Thursday, April 01, 2010

The intentions of men and fear of intimacy

Last night I was working with L at the concession stand. A friendly father was making idle conversation with us and asked L what kind of guys she liked. I immediately went into fierce mother lion mode and answered for her. "None!", I said "she is 13!" L took her cue from me and put him on her weirdo radar and ignored him for the rest of the evening. I know that L likes boys, though she is hardly boy crazy in comparison to her peers but I find it very inapropriate for a man we hardly know to be asking her about such things. I am always suspect of the intentions of men when it comes to my daughter or any of my children for that matter.

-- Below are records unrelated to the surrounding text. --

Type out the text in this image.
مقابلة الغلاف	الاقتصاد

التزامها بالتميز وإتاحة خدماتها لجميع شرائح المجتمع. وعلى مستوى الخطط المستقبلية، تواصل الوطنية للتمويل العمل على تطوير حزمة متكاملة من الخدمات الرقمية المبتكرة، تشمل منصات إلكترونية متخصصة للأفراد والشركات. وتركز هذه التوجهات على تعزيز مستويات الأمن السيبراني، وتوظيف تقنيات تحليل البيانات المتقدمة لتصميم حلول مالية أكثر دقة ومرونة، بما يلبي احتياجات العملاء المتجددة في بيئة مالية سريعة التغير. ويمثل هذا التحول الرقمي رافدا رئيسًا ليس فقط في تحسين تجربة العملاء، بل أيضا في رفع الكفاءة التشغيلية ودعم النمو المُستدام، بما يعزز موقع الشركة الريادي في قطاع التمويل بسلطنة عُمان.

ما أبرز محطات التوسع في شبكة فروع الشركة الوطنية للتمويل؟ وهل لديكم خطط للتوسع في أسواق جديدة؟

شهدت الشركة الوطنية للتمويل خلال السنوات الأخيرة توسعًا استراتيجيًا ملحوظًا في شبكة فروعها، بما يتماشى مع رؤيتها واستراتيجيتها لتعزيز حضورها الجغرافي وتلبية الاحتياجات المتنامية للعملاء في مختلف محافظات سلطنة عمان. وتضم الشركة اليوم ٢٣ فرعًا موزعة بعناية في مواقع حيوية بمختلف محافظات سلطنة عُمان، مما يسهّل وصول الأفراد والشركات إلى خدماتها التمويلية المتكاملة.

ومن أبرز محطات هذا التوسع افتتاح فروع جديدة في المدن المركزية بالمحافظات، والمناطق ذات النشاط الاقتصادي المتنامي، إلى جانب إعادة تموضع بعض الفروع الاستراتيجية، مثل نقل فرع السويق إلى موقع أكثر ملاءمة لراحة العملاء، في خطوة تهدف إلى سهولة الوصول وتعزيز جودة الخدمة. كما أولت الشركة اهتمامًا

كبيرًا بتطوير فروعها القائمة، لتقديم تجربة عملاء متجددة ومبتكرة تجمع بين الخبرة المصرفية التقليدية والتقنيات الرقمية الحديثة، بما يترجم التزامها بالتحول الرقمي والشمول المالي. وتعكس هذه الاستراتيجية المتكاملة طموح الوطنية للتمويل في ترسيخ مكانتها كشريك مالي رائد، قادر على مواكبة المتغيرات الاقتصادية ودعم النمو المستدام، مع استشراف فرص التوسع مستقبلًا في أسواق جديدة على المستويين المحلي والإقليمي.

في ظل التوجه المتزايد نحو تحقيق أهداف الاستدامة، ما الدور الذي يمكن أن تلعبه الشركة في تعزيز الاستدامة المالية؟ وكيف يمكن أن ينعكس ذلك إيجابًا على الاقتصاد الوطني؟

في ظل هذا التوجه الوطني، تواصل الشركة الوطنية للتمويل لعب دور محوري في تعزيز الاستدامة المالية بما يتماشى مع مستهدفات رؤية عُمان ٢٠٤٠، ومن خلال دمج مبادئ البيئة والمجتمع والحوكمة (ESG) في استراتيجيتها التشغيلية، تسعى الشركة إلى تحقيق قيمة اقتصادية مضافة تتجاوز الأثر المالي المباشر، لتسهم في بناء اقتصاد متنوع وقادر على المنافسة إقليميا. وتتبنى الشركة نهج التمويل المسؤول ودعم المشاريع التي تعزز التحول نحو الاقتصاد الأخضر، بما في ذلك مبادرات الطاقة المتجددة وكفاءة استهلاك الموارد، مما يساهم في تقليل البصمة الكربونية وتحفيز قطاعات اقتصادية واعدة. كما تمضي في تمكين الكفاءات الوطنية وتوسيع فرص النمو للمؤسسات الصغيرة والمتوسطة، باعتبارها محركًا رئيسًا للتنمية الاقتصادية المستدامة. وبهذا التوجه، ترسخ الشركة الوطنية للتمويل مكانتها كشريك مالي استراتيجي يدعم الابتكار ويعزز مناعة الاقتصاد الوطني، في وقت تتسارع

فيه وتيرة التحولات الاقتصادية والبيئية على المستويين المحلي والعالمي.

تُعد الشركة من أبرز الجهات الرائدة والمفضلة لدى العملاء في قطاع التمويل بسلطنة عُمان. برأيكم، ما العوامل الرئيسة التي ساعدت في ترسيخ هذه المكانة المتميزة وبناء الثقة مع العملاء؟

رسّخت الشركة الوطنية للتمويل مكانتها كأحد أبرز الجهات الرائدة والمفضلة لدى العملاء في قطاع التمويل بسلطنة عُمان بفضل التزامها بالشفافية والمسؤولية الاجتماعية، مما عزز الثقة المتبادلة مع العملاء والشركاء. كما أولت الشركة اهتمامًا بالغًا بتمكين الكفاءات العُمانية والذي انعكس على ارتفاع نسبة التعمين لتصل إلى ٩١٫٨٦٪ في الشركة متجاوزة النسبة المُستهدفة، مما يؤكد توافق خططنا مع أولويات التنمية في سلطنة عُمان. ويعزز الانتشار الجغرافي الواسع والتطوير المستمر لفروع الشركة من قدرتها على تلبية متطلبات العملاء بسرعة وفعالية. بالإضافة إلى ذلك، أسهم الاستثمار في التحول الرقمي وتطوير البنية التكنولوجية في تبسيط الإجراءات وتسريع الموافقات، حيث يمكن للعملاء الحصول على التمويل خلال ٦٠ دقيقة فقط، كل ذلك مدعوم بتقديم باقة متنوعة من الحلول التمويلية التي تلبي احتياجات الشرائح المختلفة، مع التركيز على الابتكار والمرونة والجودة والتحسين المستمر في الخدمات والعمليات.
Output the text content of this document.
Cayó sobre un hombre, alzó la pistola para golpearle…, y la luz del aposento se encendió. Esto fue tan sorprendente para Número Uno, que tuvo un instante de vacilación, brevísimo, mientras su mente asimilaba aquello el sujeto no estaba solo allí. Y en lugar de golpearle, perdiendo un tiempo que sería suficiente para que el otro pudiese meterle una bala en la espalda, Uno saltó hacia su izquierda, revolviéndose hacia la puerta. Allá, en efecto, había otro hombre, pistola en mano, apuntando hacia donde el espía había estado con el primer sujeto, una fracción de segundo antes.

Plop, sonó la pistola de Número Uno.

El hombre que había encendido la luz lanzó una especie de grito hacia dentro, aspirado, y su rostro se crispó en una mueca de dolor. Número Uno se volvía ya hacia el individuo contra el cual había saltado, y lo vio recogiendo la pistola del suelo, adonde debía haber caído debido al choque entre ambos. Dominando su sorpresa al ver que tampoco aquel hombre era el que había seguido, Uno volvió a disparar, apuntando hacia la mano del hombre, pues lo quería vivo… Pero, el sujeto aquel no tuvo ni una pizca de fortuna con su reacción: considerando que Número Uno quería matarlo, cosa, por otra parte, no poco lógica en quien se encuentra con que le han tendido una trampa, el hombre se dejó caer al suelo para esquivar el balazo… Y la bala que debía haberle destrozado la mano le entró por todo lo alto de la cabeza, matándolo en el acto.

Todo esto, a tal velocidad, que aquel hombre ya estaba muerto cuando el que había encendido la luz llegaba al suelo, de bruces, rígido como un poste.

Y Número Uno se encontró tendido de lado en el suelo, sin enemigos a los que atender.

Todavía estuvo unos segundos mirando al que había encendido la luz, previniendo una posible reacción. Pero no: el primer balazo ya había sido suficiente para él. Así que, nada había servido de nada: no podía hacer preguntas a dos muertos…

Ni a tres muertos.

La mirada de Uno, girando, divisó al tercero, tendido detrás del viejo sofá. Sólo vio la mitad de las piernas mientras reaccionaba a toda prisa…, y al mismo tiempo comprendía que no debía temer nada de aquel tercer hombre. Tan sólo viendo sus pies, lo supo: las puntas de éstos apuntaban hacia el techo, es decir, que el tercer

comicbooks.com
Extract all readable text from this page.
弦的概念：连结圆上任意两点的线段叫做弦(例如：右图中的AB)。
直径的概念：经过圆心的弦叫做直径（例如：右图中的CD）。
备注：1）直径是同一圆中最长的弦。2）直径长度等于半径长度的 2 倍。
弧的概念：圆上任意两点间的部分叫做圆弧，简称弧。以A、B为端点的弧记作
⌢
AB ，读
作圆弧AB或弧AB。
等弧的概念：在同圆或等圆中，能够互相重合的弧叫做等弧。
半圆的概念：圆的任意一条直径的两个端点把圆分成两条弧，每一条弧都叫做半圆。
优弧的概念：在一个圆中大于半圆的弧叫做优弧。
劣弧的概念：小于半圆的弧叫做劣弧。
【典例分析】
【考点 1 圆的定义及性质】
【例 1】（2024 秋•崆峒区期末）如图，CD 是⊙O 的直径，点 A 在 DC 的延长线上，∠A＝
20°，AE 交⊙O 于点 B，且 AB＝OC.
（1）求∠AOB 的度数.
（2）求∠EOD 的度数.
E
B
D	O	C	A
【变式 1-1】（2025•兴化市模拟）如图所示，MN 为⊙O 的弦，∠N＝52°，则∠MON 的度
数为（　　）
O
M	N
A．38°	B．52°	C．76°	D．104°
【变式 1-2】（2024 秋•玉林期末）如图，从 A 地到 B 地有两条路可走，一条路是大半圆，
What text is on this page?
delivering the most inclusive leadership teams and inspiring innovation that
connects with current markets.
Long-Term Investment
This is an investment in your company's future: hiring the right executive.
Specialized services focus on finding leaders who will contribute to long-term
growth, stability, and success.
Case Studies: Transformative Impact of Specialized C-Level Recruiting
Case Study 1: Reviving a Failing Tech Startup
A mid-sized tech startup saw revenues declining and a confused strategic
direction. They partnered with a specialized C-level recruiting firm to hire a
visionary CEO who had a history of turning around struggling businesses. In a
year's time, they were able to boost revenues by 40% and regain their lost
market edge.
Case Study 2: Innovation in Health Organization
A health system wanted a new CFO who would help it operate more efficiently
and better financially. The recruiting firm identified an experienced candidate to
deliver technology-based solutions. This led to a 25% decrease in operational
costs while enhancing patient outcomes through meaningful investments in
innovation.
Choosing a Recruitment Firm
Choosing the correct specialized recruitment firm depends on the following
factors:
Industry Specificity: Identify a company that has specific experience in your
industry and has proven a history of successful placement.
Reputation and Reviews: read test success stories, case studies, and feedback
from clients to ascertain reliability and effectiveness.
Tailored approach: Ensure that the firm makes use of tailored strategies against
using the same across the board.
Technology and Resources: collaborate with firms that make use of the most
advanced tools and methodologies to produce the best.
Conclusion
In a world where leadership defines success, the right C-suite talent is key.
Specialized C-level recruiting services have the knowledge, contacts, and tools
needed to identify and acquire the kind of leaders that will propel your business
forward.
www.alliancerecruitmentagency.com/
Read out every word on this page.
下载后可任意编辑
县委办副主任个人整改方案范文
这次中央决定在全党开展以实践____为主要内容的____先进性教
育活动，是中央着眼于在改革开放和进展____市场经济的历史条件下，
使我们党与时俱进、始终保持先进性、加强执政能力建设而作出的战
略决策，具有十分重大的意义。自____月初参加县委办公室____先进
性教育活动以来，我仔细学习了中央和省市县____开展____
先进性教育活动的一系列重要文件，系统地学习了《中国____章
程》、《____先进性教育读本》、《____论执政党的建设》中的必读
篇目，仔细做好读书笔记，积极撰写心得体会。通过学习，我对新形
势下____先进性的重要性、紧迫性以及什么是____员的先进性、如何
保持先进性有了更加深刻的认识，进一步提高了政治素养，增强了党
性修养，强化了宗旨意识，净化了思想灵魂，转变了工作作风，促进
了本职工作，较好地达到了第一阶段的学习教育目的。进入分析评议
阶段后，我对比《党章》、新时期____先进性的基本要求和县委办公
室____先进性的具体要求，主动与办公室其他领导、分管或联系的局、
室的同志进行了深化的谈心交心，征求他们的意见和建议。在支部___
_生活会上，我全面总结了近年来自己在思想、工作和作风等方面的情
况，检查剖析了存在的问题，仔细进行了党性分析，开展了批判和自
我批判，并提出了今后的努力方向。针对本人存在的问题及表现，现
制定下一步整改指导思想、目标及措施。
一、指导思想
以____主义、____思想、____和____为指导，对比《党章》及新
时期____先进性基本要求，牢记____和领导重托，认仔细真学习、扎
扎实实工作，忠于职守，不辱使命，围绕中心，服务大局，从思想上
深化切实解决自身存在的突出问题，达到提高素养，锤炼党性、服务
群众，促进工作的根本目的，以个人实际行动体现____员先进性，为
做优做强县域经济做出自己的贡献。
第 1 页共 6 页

I have been thinking about Cleo's dirty men blog and it reminds me that there once was a time when I had intimacy issues. I've never had an issue's with lovers that I have noticed, just in all other normal areas. If I shook someones hand I would be the first one to pull away. It wasn't a germ phobia or even something that I was consciously aware of until I had someone point it out to me. I have only very recently (like the last five years become comfortable with hugging those I love). This does not apply to my children, I am very affectionate with them. I still do not really like hugging people that I do not love. Of course I blame my parents for this. They were never spontaneously affectionate or it could have been that I am naturally just a cold person. Although I don't view myself that way.